The scope of the proposed Comprehensive Plan is massive and there are many ways for individuals to get involved before it is adopted by city council. In particular we urge neighbors to review the proposed draft and make comments directly to the city through their online map application.
With the limited time available as volunteers and the complexity of the questions posed by this process, the SNA LUTC has focused its proposal on Comprehensive Plan map designations along Belmont St. and Hawthorne Blvd. The city’s Comprehensive Plan map designations are focused on these two corridors and not the single family residential on either side of them. Among the most noticeable of the City’s proposed changes is the creation of new Mixed Use Comprehensive Plan map designations to be implemented by new Mixed Use Zones that will replace much of the commercial zoning that currently exists on our corridors.
The impetus behind the City’s proposed Comprehensive Plan map update is a desire to accommodate Portland’s projected population growth in the coming decades and to provide a variety of housing options in areas with plentiful housing, commercial uses, public facilities, transit, and other services close-in to downtown. Encouraging development in these areas is felt to be critical in meeting the goals of Portland’s Climate Action Plan.
The SNA LUTC felt that the city proposal was largely appropriate, but also decided on a series of suggestions which have been referred to the board. These resolutions advocate for additional City actions, services and resources to accompany the expected increase in households. The resolutions ask the city to take care in protecting the historic character of a core segment of Belmont St. The resolutions aim to produce a consistent commercial corridor along Belmont St. and Hawthorne Blvd. with new residences above that accommodate a mix of incomes and household sizes.

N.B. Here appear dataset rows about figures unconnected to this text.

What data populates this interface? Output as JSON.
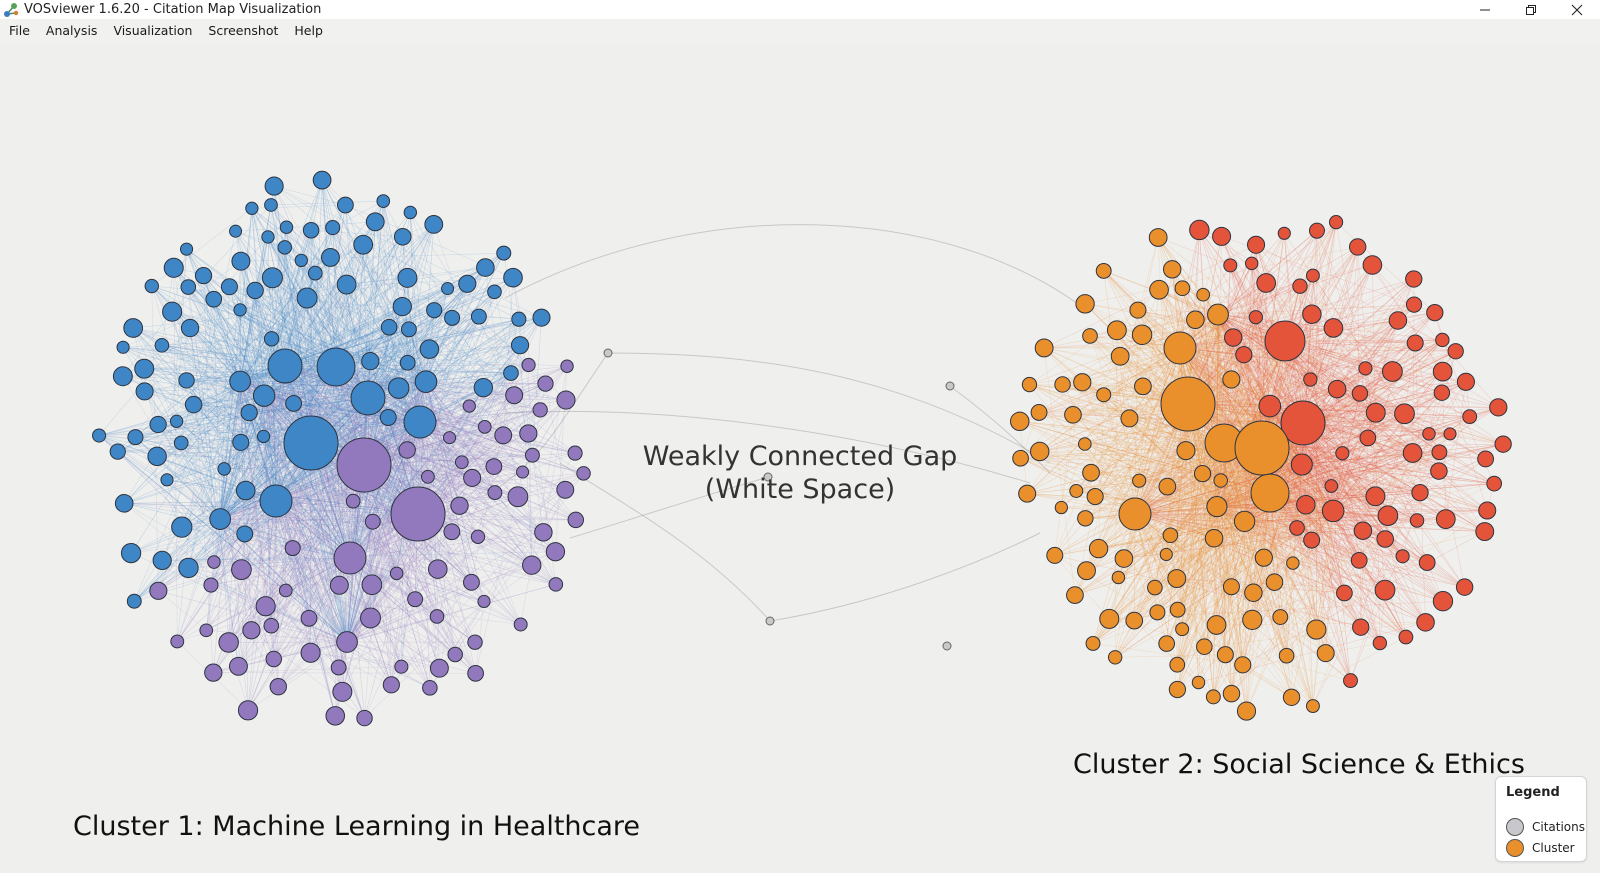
{
  "window": {
    "title": "VOSviewer 1.6.20 - Citation Map Visualization",
    "controls": [
      "minimize-icon",
      "restore-icon",
      "close-icon"
    ]
  },
  "menu": [
    "File",
    "Analysis",
    "Visualization",
    "Screenshot",
    "Help"
  ],
  "map": {
    "gap_label_line1": "Weakly Connected Gap",
    "gap_label_line2": "(White Space)",
    "cluster1_label": "Cluster 1: Machine Learning in Healthcare",
    "cluster2_label": "Cluster 2: Social Science & Ethics",
    "colors": {
      "cluster1_blue": "#3f86c6",
      "cluster1_purple": "#9279bd",
      "cluster2_orange": "#e98f2c",
      "cluster2_red": "#e4543a",
      "bridge_node": "#c9c9c9"
    }
  },
  "legend": {
    "title": "Legend",
    "items": [
      {
        "label": "Citations",
        "color": "#c8c8cc"
      },
      {
        "label": "Cluster",
        "color": "#e98f2c"
      }
    ]
  }
}
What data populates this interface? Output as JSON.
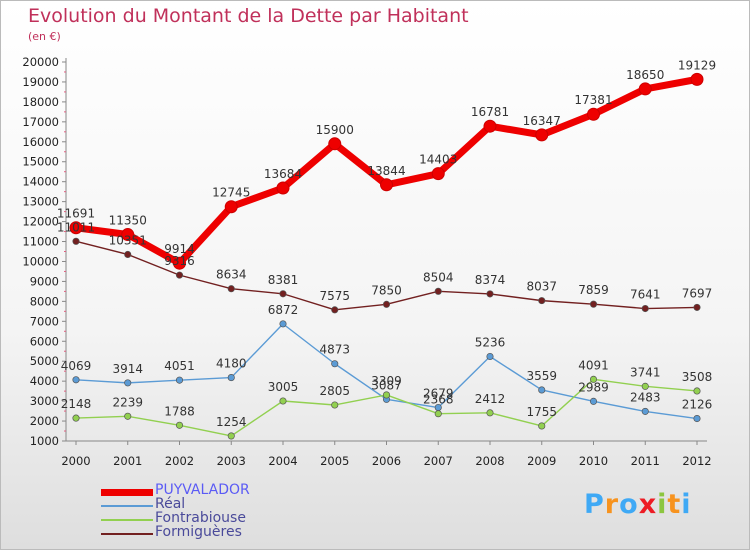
{
  "title": "Evolution du Montant de la Dette par Habitant",
  "subtitle": "(en €)",
  "logo": {
    "letters": [
      "P",
      "r",
      "o",
      "x",
      "i",
      "t",
      "i"
    ],
    "colors": [
      "#3fa9f5",
      "#f7931e",
      "#3fa9f5",
      "#ed1c24",
      "#8cc63f",
      "#f7931e",
      "#3fa9f5"
    ]
  },
  "chart_data": {
    "type": "line",
    "x": [
      "2000",
      "2001",
      "2002",
      "2003",
      "2004",
      "2005",
      "2006",
      "2007",
      "2008",
      "2009",
      "2010",
      "2011",
      "2012"
    ],
    "ylim": [
      1000,
      20000
    ],
    "yticks": [
      "1000",
      "2000",
      "3000",
      "4000",
      "5000",
      "6000",
      "7000",
      "8000",
      "9000",
      "10000",
      "11000",
      "12000",
      "13000",
      "14000",
      "15000",
      "16000",
      "17000",
      "18000",
      "19000",
      "20000"
    ],
    "grid": false,
    "legend_position": "bottom-left",
    "series": [
      {
        "name": "PUYVALADOR",
        "color": "#ee0000",
        "values": [
          11691,
          11350,
          9914,
          12745,
          13684,
          15900,
          13844,
          14403,
          16781,
          16347,
          17381,
          18650,
          19129
        ],
        "labels": [
          "11691",
          "11350",
          "9914",
          "12745",
          "13684",
          "15900",
          "13844",
          "14403",
          "16781",
          "16347",
          "17381",
          "18650",
          "19129"
        ]
      },
      {
        "name": "Réal",
        "color": "#5b9bd5",
        "values": [
          4069,
          3914,
          4051,
          4180,
          6872,
          4873,
          3087,
          2679,
          5236,
          3559,
          2989,
          2483,
          2126
        ],
        "labels": [
          "4069",
          "3914",
          "4051",
          "4180",
          "6872",
          "4873",
          "3087",
          "2679",
          "5236",
          "3559",
          "2989",
          "2483",
          "2126"
        ]
      },
      {
        "name": "Fontrabiouse",
        "color": "#92d050",
        "values": [
          2148,
          2239,
          1788,
          1254,
          3005,
          2805,
          3309,
          2368,
          2412,
          1755,
          4091,
          3741,
          3508
        ],
        "labels": [
          "2148",
          "2239",
          "1788",
          "1254",
          "3005",
          "2805",
          "3309",
          "2368",
          "2412",
          "1755",
          "4091",
          "3741",
          "3508"
        ]
      },
      {
        "name": "Formiguères",
        "color": "#722020",
        "values": [
          11011,
          10351,
          9316,
          8634,
          8381,
          7575,
          7850,
          8504,
          8374,
          8037,
          7859,
          7641,
          7697
        ],
        "labels": [
          "11011",
          "10351",
          "9316",
          "8634",
          "8381",
          "7575",
          "7850",
          "8504",
          "8374",
          "8037",
          "7859",
          "7641",
          "7697"
        ]
      }
    ]
  }
}
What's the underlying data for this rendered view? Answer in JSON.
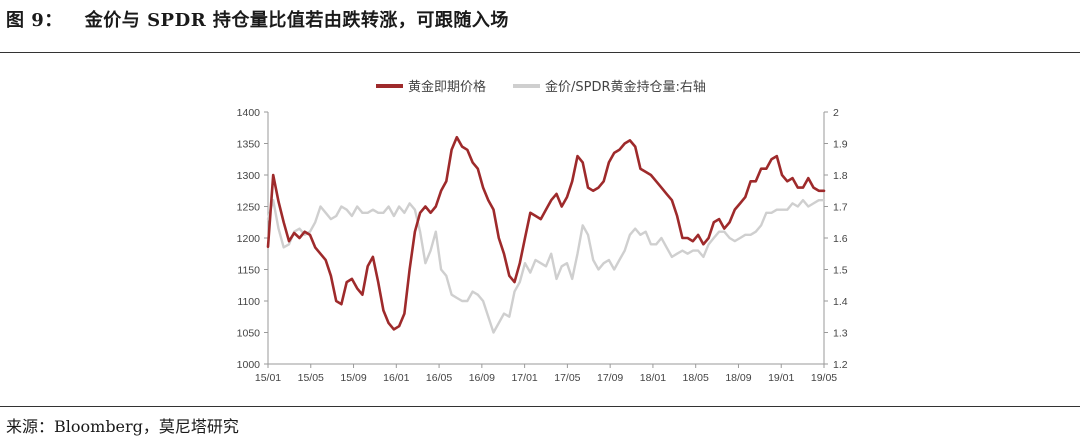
{
  "header": {
    "figure_number": "图 9：",
    "title": "金价与 SPDR 持仓量比值若由跌转涨，可跟随入场"
  },
  "footer": {
    "source": "来源：Bloomberg，莫尼塔研究"
  },
  "colors": {
    "gold_price": "#9e2a2b",
    "ratio": "#cfcfcf",
    "axis": "#9a9a9a",
    "text": "#1a1a1a"
  },
  "chart_data": {
    "type": "line",
    "legend_position": "top-center",
    "grid": false,
    "xlabel": "",
    "ylabel": "",
    "x_ticks": [
      "15/01",
      "15/05",
      "15/09",
      "16/01",
      "16/05",
      "16/09",
      "17/01",
      "17/05",
      "17/09",
      "18/01",
      "18/05",
      "18/09",
      "19/01",
      "19/05"
    ],
    "y_left": {
      "range": [
        1000,
        1400
      ],
      "ticks": [
        "1000",
        "1050",
        "1100",
        "1150",
        "1200",
        "1250",
        "1300",
        "1350",
        "1400"
      ]
    },
    "y_right": {
      "range": [
        1.2,
        2.0
      ],
      "ticks": [
        "1.2",
        "1.3",
        "1.4",
        "1.5",
        "1.6",
        "1.7",
        "1.8",
        "1.9",
        "2"
      ]
    },
    "series": [
      {
        "name": "黄金即期价格",
        "axis": "left",
        "x": [
          0,
          0.5,
          1,
          1.5,
          2,
          2.5,
          3,
          3.5,
          4,
          4.5,
          5,
          5.5,
          6,
          6.5,
          7,
          7.5,
          8,
          8.5,
          9,
          9.5,
          10,
          10.5,
          11,
          11.5,
          12,
          12.5,
          13,
          13.5,
          14,
          14.5,
          15,
          15.5,
          16,
          16.5,
          17,
          17.5,
          18,
          18.5,
          19,
          19.5,
          20,
          20.5,
          21,
          21.5,
          22,
          22.5,
          23,
          23.5,
          24,
          24.5,
          25,
          25.5,
          26,
          26.5,
          27,
          27.5,
          28,
          28.5,
          29,
          29.5,
          30,
          30.5,
          31,
          31.5,
          32,
          32.5,
          33,
          33.5,
          34,
          34.5,
          35,
          35.5,
          36,
          36.5,
          37,
          37.5,
          38,
          38.5,
          39,
          39.5,
          40,
          40.5,
          41,
          41.5,
          42,
          42.5,
          43,
          43.5,
          44,
          44.5,
          45,
          45.5,
          46,
          46.5,
          47,
          47.5,
          48,
          48.5,
          49,
          49.5,
          50,
          50.5,
          51,
          51.5,
          52,
          52.5,
          53
        ],
        "values": [
          1186,
          1300,
          1258,
          1225,
          1195,
          1208,
          1200,
          1210,
          1205,
          1185,
          1175,
          1165,
          1140,
          1100,
          1095,
          1130,
          1135,
          1120,
          1110,
          1155,
          1170,
          1130,
          1085,
          1065,
          1055,
          1060,
          1080,
          1150,
          1210,
          1240,
          1250,
          1240,
          1250,
          1275,
          1290,
          1340,
          1360,
          1345,
          1340,
          1320,
          1310,
          1280,
          1260,
          1245,
          1200,
          1175,
          1140,
          1130,
          1160,
          1200,
          1240,
          1235,
          1230,
          1245,
          1260,
          1270,
          1250,
          1265,
          1290,
          1330,
          1320,
          1280,
          1275,
          1280,
          1290,
          1320,
          1335,
          1340,
          1350,
          1355,
          1345,
          1310,
          1305,
          1300,
          1290,
          1280,
          1270,
          1260,
          1235,
          1200,
          1200,
          1195,
          1205,
          1190,
          1200,
          1225,
          1230,
          1215,
          1225,
          1245,
          1255,
          1265,
          1290,
          1290,
          1310,
          1310,
          1325,
          1330,
          1300,
          1290,
          1295,
          1280,
          1280,
          1295,
          1280,
          1275,
          1275
        ]
      },
      {
        "name": "金价/SPDR黄金持仓量:右轴",
        "axis": "right",
        "x": [
          0,
          0.5,
          1,
          1.5,
          2,
          2.5,
          3,
          3.5,
          4,
          4.5,
          5,
          5.5,
          6,
          6.5,
          7,
          7.5,
          8,
          8.5,
          9,
          9.5,
          10,
          10.5,
          11,
          11.5,
          12,
          12.5,
          13,
          13.5,
          14,
          14.5,
          15,
          15.5,
          16,
          16.5,
          17,
          17.5,
          18,
          18.5,
          19,
          19.5,
          20,
          20.5,
          21,
          21.5,
          22,
          22.5,
          23,
          23.5,
          24,
          24.5,
          25,
          25.5,
          26,
          26.5,
          27,
          27.5,
          28,
          28.5,
          29,
          29.5,
          30,
          30.5,
          31,
          31.5,
          32,
          32.5,
          33,
          33.5,
          34,
          34.5,
          35,
          35.5,
          36,
          36.5,
          37,
          37.5,
          38,
          38.5,
          39,
          39.5,
          40,
          40.5,
          41,
          41.5,
          42,
          42.5,
          43,
          43.5,
          44,
          44.5,
          45,
          45.5,
          46,
          46.5,
          47,
          47.5,
          48,
          48.5,
          49,
          49.5,
          50,
          50.5,
          51,
          51.5,
          52,
          52.5,
          53
        ],
        "values": [
          1.66,
          1.72,
          1.63,
          1.57,
          1.58,
          1.62,
          1.63,
          1.61,
          1.62,
          1.65,
          1.7,
          1.68,
          1.66,
          1.67,
          1.7,
          1.69,
          1.67,
          1.7,
          1.68,
          1.68,
          1.69,
          1.68,
          1.68,
          1.7,
          1.67,
          1.7,
          1.68,
          1.71,
          1.69,
          1.62,
          1.52,
          1.56,
          1.62,
          1.5,
          1.48,
          1.42,
          1.41,
          1.4,
          1.4,
          1.43,
          1.42,
          1.4,
          1.35,
          1.3,
          1.33,
          1.36,
          1.35,
          1.43,
          1.46,
          1.52,
          1.49,
          1.53,
          1.52,
          1.51,
          1.55,
          1.47,
          1.51,
          1.52,
          1.47,
          1.55,
          1.64,
          1.61,
          1.53,
          1.5,
          1.52,
          1.53,
          1.5,
          1.53,
          1.56,
          1.61,
          1.63,
          1.61,
          1.62,
          1.58,
          1.58,
          1.6,
          1.57,
          1.54,
          1.55,
          1.56,
          1.55,
          1.56,
          1.56,
          1.54,
          1.58,
          1.6,
          1.62,
          1.62,
          1.6,
          1.59,
          1.6,
          1.61,
          1.61,
          1.62,
          1.64,
          1.68,
          1.68,
          1.69,
          1.69,
          1.69,
          1.71,
          1.7,
          1.72,
          1.7,
          1.71,
          1.72,
          1.72
        ]
      }
    ]
  }
}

Here is a PDF document containing these proposed resolutions. (See above for an updated document) It may be helpful to review these proposals with a map of the neighborhood handy. The SNA LUTC has published a companion article you may find informative, Comprehensive Plan Resolutions: A Primer.
The SNA LUTC will present these resolutions at the General meeting, January 8th from 7-8PM at Southeast Uplift ( 3534 Southeast Main Street) in the Fireside Room. There will be time for public comments on the proposal at this time. Immediately following the General Meeting, the SNA Board will meet from 8-9PM in the same location to deliberate and vote on these resolutions. The public is welcome to attend both meetings.